Les CEE financent également la montée en compétences pour la réno globale
Le programme CEE « Facilaréno », lancé en mai 2019 par Dorémi (filiale de NégaWatt), financé par le délégataire EnR’Cert (5,75 M€) et validé par la Direction générale de l’Energie et du Climat, « accélère la diffusion de la rénovation performante sur le territoire français en partenariat avec les collectivités locales ». Il s’adresse aux artisans, rassemblés en groupements, pour leur permettre de « réaliser de façon coordonnée des chantiers » et concrétiser de nouvelles opportunités d’affaires.
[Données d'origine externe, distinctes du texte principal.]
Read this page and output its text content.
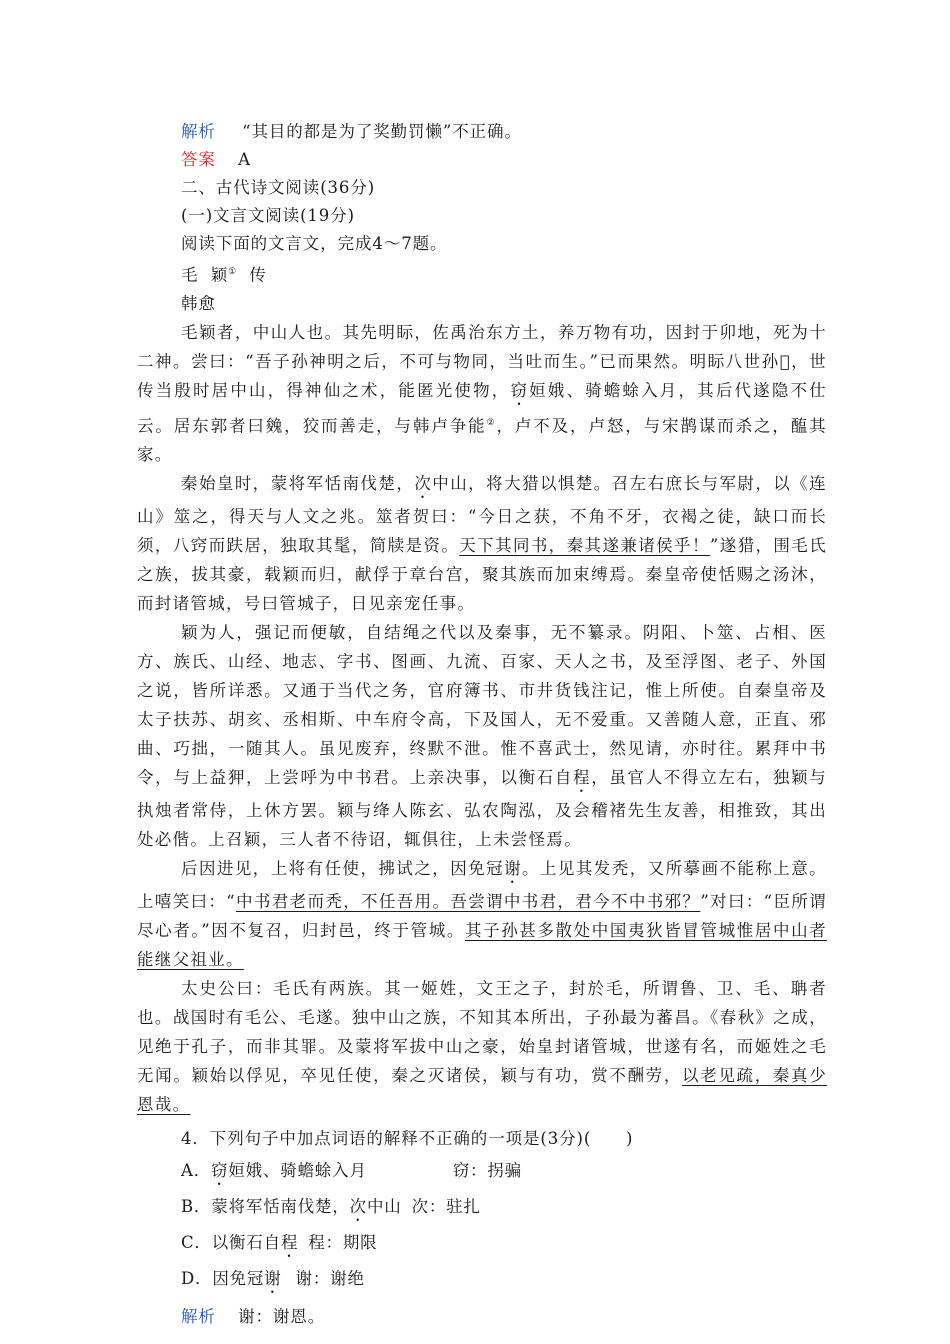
解析 “其目的都是为了奖勤罚懒”不正确。
答案 A
二、古代诗文阅读(36分)
(一)文言文阅读(19分)
阅读下面的文言文，完成4～7题。
毛 颖① 传
韩愈

毛颖者，中山人也。其先明眎，佐禹治东方土，养万物有功，因封于卯地，死为十二神。尝曰：“吾子孙神明之后，不可与物同，当吐而生。”已而果然。明眎八世孙𩠅，世传当殷时居中山，得神仙之术，能匿光使物，窃姮娥、骑蟾蜍入月，其后代遂隐不仕云。居东郭者曰㕙，狡而善走，与韩卢争能②，卢不及，卢怒，与宋鹊谋而杀之，醢其家。

秦始皇时，蒙将军恬南伐楚，次中山，将大猎以惧楚。召左右庶长与军尉，以《连山》筮之，得天与人文之兆。筮者贺曰：“今日之获，不角不牙，衣褐之徒，缺口而长须，八窍而趺居，独取其髦，简牍是资。天下其同书，秦其遂兼诸侯乎！”遂猎，围毛氏之族，拔其豪，载颖而归，献俘于章台宫，聚其族而加束缚焉。秦皇帝使恬赐之汤沐，而封诸管城，号曰管城子，日见亲宠任事。

颖为人，强记而便敏，自结绳之代以及秦事，无不纂录。阴阳、卜筮、占相、医方、族氏、山经、地志、字书、图画、九流、百家、天人之书，及至浮图、老子、外国之说，皆所详悉。又通于当代之务，官府簿书、市井货钱注记，惟上所使。自秦皇帝及太子扶苏、胡亥、丞相斯、中车府令高，下及国人，无不爱重。又善随人意，正直、邪曲、巧拙，一随其人。虽见废弃，终默不泄。惟不喜武士，然见请，亦时往。累拜中书令，与上益狎，上尝呼为中书君。上亲决事，以衡石自程，虽官人不得立左右，独颖与执烛者常侍，上休方罢。颖与绛人陈玄、弘农陶泓，及会稽褚先生友善，相推致，其出处必偕。上召颖，三人者不待诏，辄俱往，上未尝怪焉。

后因进见，上将有任使，拂试之，因免冠谢。上见其发秃，又所摹画不能称上意。上嘻笑曰：“中书君老而秃，不任吾用。吾尝谓中书君，君今不中书邪？”对曰：“臣所谓尽心者。”因不复召，归封邑，终于管城。其子孙甚多散处中国夷狄皆冒管城惟居中山者能继父祖业。

太史公曰：毛氏有两族。其一姬姓，文王之子，封於毛，所谓鲁、卫、毛、聃者也。战国时有毛公、毛遂。独中山之族，不知其本所出，子孙最为蕃昌。《春秋》之成，见绝于孔子，而非其罪。及蒙将军拔中山之豪，始皇封诸管城，世遂有名，而姬姓之毛无闻。颖始以俘见，卒见任使，秦之灭诸侯，颖与有功，赏不酬劳，以老见疏，秦真少恩哉。

4．下列句子中加点词语的解释不正确的一项是(3分)(　　)
A．窃姮娥、骑蟾蜍入月	窃：拐骗
B．蒙将军恬南伐楚，次中山 次：驻扎
C．以衡石自程 程：期限
D．因免冠谢 谢：谢绝
解析 谢：谢恩。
Gaëtan Thoraval, directeur général d’EnR’Cert, souligne : « Ce programme permet aux artisans d’atteindre la bonne échelle pour proposer les rénovations les plus ambitieuses. Nous devons accompagner cette montée en puissance, en formant les artisans d’une part et en réduisant le reste à charge pour les ménages. Pour cela, les travaux de rénovation globale doivent générer davantage de CEE. Par ailleurs, les banques doivent également proposer des solutions de financement complémentaires : l’efficacité énergétique n’est pas seulement une dépense, c’est un investissement ». Déjà expérimenté en Auvergne-Rhône-Alpes, Nouvelle-Aquitaine, Centre-Val de Loire et dans les métropoles de Brest, Saint-Nazaire et Lille, ce programme doit être déployé sur une cinquantaine de territoires. Le coût de formation est pris en charge jusqu’à 75 % par les OPCO, le restant à charge correspondant au bénéfice de seulement deux chantiers, assurent les deux partenaires. « Pensée globalement, une rénovation apporte du confort, une meilleure qualité de l’air intérieur, une valorisation du bien et permet de diviser par 4 à 8 les consommations de chauffage ! ». Un argument pour convaincre les Français de lancer de gros travaux chez eux.